Older adults can be powerful research partners in gerontology research, according to a new documentary by Collective Insight. “Reimagining Expertise: Engaging Older Adults as Research Partners,” created in partnership with LeadingAge LTSS Center @UMass Boston, advocates for a paradigm shift in gerontology research. The voices of adult adults, particularly those in underrepresented communities, should be included throughout the research process.

“By bringing people who have that [lived] experience to the table to talk with researchers, it broadens people’s understanding of what expertise really is,” says Erin McGaffigan, founder of Collective Insight. “It gives people a more realistic understanding of what the issues are and how to break down the questions they want to ask.”

The primary barrier to this approach is often the additional time and funding required to include more people and steps in the research process. To address this, Collective Insight has included funders in its advisory board, helping them put together requirements that include older adults as part of the process.

“By bringing people who have that [lived] experience to the table to talk with researchers, it broadens people’s understanding of what expertise really is”

Erin McGaffigan

The value of including older adults in research is not “just to be able to check a box,” says Marc Cohen in the documentary. Cohen is the co-director of the LeadingAge LTSS Center @UMass Boston, as well as a professor in the Gerontology Department. “It’s an underlying, fundamental belief that the quality of the research, from conceptualization to the dissemination of results, will improve if it’s been informed all along the way by the people who are the targets of the research. We can take into account their lived experience.”

As an example of engaging older adults as research partners, the documentary included comments from Taylor Gray, a PhD candidate at University of Massachusetts Boston’s Gerontology Department. As part of his research into the effects of driving cessation on older adults, Gray led an older adult subcommittee that included the voices of older adults. In the documentary, Gray says he believes that engaged research should continue throughout a research project, and he highlighted the particular importance of including this input in the early stages. This ensures that the researchers know, early on, whether they’re asking the right questions.

“Engaged research can help you focus a topic to be something that’s going to make a difference,” Gray says.

Additionally, sharing results with these research partners at the end of the project allows them to see how their participation affected the project and its conclusions. When people see the value of their contributions and understand that their voices were heard, Cohen says that they may be more likely to participate in engaged research again – and possibly be more likely to engage with the healthcare system as well.

According to McGaffigan, engaged research is especially important in underserved communities.
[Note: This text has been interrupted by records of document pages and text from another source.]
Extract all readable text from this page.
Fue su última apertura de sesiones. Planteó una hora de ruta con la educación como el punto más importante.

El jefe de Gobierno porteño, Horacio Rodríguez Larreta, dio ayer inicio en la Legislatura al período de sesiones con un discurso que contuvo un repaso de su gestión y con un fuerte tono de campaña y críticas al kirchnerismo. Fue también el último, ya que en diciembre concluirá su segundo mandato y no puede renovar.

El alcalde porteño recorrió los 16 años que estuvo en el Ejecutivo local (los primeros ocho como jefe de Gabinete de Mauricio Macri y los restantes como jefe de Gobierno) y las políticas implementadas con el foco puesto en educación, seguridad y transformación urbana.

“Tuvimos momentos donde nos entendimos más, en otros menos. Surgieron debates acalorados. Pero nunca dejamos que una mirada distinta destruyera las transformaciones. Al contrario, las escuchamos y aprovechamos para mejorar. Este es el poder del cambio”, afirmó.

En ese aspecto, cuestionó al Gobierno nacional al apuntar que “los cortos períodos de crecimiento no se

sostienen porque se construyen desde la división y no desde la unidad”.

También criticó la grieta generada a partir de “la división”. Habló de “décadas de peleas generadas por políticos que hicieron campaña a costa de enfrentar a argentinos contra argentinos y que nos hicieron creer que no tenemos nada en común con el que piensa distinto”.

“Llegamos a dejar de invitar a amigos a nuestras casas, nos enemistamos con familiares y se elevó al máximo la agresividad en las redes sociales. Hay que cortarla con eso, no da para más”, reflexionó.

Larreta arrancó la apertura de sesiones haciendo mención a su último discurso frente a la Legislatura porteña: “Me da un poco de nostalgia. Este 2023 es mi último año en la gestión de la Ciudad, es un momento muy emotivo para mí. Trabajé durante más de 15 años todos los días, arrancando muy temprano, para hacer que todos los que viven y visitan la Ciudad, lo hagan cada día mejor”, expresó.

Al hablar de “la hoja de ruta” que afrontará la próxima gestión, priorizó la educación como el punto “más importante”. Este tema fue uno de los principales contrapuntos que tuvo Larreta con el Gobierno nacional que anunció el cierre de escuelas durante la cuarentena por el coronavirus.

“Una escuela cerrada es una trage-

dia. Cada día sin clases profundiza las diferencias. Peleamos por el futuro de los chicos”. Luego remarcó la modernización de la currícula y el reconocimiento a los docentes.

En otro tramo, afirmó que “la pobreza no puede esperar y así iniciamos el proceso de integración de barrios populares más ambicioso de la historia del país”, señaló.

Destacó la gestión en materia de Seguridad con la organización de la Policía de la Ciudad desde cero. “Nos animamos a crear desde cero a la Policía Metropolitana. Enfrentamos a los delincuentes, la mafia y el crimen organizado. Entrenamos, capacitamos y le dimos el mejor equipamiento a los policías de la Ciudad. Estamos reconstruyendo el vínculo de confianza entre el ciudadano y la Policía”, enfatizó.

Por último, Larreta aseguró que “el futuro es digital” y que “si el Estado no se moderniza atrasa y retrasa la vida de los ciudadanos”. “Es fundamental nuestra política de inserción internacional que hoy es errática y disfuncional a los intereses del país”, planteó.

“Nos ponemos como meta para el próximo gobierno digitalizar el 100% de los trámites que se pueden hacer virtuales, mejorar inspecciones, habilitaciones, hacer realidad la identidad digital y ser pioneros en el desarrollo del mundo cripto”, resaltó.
Including the voices of those who have not been fairly represented in research creates more accurate, meaningful research that can help address and overcome disparities. The documentary highlights the work of the Healthier Black Elders Center, a community engagement center located at Wayne State University. This group connects older Black adults who are willing participate in research with researchers who need their input. In addition, the group shares research best practices with universities and healthcare providers.

“If researchers … convey that fire and that sense of adventure that we’re working together to find stuff out, then—you know what?—it’s going to help people,” says Wilma Stringer, an HBEC community advisory board member of the center. “It’s going to improve lives. It’s going to make people healthier, stronger, more knowledgeable. It’s going to increase agency. You bring that to your participants, and you have true research partners.”